Assembleia Legislativa homenageia funcionários com Síndrome de Down

Funcionários da Casa, Manuela, Kalina e Felipe receberam placas de homenagem no Dia Internacional da Síndrome de Down. Foto: José Aldenir
A Assembleia Legislativa realizou, na manhã de hoje, uma Sessão Solene em homenagem ao Dia Internacional da Síndrome de Down. Instituído em 21 de março de 2006, a data é comemorada como forma de promover o respeito e a inclusão das pessoas com a Síndrome na sociedade. A solenidade, presidida pelo presidente da AL, Ricardo Motta, homenageou os três funcionários com Síndrome de Down da Casa: Manuela de Lima, Kalina Falcão e Felipe Ramos, que atuam na recepção dos convidados nos eventos promovidos no local.

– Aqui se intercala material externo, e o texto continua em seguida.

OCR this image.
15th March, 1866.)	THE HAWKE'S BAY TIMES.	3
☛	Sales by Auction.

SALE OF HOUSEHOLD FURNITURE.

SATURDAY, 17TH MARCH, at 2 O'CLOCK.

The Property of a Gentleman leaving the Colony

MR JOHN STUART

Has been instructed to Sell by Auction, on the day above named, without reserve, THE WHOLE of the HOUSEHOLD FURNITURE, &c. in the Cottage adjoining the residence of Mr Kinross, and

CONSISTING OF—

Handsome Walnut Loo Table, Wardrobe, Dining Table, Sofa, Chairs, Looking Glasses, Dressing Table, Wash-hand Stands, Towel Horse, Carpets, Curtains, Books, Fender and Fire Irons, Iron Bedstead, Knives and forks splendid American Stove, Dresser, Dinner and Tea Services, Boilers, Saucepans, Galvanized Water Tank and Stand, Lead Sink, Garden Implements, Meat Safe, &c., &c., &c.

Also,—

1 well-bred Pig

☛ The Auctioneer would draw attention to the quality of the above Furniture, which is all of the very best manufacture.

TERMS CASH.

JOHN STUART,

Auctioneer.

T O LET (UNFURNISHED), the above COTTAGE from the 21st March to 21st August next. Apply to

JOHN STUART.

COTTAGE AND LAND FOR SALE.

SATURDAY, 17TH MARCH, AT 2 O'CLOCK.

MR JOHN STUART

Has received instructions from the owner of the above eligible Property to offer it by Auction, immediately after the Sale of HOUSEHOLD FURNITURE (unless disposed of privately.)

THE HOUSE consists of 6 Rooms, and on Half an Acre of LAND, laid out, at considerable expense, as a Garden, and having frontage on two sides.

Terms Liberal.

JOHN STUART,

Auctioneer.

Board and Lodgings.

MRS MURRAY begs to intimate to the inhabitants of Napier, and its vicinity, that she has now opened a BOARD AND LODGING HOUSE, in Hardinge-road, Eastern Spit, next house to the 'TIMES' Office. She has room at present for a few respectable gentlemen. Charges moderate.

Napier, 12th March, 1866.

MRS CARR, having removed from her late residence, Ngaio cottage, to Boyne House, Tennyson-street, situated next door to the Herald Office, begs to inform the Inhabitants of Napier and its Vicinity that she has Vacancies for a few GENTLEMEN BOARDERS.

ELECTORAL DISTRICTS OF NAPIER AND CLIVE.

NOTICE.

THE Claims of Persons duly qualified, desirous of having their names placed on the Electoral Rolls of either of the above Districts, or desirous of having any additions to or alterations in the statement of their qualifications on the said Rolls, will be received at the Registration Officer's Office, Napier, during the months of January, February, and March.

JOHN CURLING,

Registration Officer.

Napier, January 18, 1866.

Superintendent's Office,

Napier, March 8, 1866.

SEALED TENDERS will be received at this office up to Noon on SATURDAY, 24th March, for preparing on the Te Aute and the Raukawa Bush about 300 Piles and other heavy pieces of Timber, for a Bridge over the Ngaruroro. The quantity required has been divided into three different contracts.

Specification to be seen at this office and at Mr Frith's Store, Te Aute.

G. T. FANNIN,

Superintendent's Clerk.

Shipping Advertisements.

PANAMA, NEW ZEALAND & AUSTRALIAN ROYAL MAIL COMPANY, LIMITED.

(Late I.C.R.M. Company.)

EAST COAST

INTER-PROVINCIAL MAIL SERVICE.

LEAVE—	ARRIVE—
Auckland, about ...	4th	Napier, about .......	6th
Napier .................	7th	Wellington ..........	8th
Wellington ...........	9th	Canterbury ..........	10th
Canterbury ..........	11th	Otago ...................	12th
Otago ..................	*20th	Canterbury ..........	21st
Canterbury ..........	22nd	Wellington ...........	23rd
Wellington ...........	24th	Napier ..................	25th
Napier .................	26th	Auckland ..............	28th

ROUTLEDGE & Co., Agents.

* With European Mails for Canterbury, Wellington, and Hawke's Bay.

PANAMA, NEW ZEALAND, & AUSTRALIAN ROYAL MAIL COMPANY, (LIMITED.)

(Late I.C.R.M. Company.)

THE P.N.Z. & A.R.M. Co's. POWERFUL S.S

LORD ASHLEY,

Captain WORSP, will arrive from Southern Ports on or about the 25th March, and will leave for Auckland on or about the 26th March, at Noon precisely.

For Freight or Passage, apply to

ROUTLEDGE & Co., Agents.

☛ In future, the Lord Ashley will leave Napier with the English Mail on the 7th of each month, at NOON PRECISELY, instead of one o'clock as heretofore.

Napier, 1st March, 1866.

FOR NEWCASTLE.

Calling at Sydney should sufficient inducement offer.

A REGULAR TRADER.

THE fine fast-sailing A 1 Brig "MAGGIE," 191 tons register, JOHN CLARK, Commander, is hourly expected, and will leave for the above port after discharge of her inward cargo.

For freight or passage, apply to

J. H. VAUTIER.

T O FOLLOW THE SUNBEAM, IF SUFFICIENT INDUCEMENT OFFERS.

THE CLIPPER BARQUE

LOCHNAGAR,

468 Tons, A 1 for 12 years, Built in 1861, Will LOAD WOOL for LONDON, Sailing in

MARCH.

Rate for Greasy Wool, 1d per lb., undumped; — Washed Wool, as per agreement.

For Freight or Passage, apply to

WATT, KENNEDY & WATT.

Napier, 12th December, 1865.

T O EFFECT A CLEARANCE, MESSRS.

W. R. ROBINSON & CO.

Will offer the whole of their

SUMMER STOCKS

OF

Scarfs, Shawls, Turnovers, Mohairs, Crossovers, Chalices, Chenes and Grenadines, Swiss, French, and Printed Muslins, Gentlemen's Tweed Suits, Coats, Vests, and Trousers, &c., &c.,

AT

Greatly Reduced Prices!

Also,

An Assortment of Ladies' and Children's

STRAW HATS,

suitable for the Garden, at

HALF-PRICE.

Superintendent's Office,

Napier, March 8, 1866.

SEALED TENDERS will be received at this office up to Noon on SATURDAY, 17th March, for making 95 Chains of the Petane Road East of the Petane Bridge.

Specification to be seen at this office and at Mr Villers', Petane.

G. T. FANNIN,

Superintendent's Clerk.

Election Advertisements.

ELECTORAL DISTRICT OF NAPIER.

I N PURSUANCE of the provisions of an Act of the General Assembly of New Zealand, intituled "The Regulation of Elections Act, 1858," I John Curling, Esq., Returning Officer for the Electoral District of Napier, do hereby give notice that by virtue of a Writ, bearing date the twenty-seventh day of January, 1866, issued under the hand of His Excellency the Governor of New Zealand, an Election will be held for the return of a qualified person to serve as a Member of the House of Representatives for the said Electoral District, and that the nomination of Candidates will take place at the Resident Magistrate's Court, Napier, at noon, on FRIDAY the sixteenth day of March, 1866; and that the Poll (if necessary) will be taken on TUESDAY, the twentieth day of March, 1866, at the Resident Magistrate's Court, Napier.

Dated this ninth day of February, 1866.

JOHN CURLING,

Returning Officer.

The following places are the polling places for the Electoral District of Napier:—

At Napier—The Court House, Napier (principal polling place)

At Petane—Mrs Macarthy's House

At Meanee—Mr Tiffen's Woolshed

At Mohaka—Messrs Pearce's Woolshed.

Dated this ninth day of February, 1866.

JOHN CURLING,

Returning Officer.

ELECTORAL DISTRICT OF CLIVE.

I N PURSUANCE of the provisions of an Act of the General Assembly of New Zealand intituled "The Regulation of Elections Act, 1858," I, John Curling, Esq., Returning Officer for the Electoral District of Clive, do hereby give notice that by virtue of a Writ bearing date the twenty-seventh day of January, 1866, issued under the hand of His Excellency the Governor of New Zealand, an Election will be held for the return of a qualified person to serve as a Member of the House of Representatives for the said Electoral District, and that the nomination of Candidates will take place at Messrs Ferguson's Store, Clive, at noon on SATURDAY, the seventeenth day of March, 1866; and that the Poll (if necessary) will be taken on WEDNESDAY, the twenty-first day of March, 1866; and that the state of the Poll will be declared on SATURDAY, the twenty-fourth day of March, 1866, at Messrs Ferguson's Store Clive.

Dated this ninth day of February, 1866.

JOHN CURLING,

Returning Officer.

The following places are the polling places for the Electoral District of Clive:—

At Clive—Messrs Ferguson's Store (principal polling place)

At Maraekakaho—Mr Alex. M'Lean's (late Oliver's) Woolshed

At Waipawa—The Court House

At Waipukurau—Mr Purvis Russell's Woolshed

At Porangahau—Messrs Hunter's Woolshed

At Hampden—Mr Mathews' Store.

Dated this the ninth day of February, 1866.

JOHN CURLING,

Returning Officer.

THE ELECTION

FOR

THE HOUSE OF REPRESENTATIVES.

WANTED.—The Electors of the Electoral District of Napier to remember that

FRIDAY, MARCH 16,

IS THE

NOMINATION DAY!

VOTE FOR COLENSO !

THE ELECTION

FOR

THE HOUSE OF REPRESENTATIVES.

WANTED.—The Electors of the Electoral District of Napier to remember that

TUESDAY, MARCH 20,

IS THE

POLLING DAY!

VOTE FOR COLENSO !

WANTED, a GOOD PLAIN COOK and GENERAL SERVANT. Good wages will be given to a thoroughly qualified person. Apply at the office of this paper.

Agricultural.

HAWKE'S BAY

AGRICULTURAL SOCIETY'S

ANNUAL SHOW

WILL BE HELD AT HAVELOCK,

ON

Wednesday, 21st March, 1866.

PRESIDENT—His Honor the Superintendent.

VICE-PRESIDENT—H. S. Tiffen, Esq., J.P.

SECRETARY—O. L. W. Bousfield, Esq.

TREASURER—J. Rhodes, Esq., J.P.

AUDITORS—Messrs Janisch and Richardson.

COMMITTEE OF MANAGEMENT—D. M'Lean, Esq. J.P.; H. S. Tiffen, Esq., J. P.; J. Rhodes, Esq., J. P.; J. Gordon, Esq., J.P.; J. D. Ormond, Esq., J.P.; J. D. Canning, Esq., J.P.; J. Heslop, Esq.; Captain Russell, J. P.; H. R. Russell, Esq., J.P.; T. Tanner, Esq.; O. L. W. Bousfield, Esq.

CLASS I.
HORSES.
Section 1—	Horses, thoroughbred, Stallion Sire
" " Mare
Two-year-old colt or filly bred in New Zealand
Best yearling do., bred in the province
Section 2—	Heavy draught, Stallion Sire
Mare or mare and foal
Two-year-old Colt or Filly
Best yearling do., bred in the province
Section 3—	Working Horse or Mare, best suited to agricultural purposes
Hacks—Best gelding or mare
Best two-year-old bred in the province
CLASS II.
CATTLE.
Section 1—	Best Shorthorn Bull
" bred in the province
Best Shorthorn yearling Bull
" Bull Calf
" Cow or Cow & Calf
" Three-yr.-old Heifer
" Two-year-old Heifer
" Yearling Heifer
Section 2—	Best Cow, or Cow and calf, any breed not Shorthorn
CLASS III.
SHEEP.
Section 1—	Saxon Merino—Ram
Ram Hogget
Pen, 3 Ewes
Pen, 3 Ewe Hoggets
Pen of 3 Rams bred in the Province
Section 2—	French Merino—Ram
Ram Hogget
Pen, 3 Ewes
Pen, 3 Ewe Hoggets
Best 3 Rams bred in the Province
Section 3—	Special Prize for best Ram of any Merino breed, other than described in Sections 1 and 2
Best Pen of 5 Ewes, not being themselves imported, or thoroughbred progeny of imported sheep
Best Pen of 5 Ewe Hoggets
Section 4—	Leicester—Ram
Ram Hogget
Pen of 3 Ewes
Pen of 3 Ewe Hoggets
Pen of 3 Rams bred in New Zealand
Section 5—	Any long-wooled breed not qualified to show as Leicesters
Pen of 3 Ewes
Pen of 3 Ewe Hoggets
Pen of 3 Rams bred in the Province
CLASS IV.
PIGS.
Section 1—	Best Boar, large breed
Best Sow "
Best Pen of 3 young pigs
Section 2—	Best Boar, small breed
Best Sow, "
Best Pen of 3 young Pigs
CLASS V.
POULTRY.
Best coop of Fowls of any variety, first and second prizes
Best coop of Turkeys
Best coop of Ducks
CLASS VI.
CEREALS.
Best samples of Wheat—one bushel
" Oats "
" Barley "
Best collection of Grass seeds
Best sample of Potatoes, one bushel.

De acordo com Ricardo Motta, a Assembleia Legislativa foi pioneira no Brasil na inserção de pessoas com Síndrome de Down no seu quadro funcional e tem sido uma bandeira de inclusão social servindo de exemplo para outras casas legislativas em todo o Brasil. “Por isso, neste dia dedicado a eles, a Assembleia se sente bastante gratificada em oferecer a eles e aos seus familiares o apoio, a consideração e o respeito que eles merecem. Temos a perspectiva de aumentar ainda mais esse quadro, buscando intensificar a inclusão social de pessoas com necessidade especiais”, afirmou Ricardo Motta.
Além dos funcionários da AL, também foi homenageada a professora Débora Seabra, primeira pessoa com síndrome de Down a se formar no magistério e a atuar oficial e regularmente como professora assistente em uma das escolas partuculares mais tradicionais da cidade. Eles receberam das mãos de autoridades políticas e representantes de associações, Placas de Homenagem, por todo o desempenho desenvolvido em suas atribuições.
Para a jovem Manuela de Lima, de 28 anos, o trabalho na AL é uma das atividades mais importantes da sua vida. “Eu adoro trabalhar aqui e só tenho a agradecer a oportunidade, pois a cada dia aprendo mais. Estou há quase dois anos trabalhando e no início senti dificuldade. Mas todos aqui me ensinaram o melhor jeito de fazer. Estou muito feliz e emocionada por fazer parte dessa equipe e ajudar a vencer o preconceito”, disse Manuela.
Já para Kalina Falcão, de 24 anos, muitos ensinamentos foram adquiridos através das atividades e da convivência com as pessoas no âmbito profissional. “Amei conhecer todo mundo aqui e amo o meu trabalho, pois todos me tratam bem. Com eles aprendi sobre a alegria, a amizade e a harmonia. Hoje é um dia muito feliz para mim e estou muito emocionada com essa homenagem”, disse Kalina.
No Brasil, as pessoas com Síndrome de Down já somam aproximadamente 300 mil. No Rio Grande do Norte existem diversas instituições que atuam tanto no desenvolvimento e promoção de ações de inclusão, quanto no tratamento desses pacientes, como a Associação de Síndrome de Down do RN (ASD/RN), a Associação de Orientação aos Deficientes (Adote) e a Associação de Pais e Amigos dos Excepcionais (APAE).
Para a presidente da ASD/RN, Glauciane Santana, as conquistas realizadas pelos portadores de Síndrome de Down são muito importantes e significativas, mas ainda há muito a ser feito para que a diferença não exista. “As associações que trabalham em prol dos portadores de Síndrome de Down, juntamente com eles e com seus familiares, têm obtido grandes avanços, mas temos a consciência de que não devemos fazer o que é dever do Estado e, sim, buscar garantir os direitos perante a Lei”, afirma.
Glauciane Santana lembra que, apesar das conquistas ainda existe um retrocesso em alguns momentos e espaços. “Muitos ‘nãos’ ainda são ditos por preconceito ou por subestimação da capacidade dos portadores. Infelizmente existem pessoas que olham para a deficiência e não para a pessoa deficiente. Nós precisamos quebrar paradigmas, por isso estamos juntos nessa luta, pois com a inclusão deles quem ganha somos nós”, conclui a presidente da ASD/RN.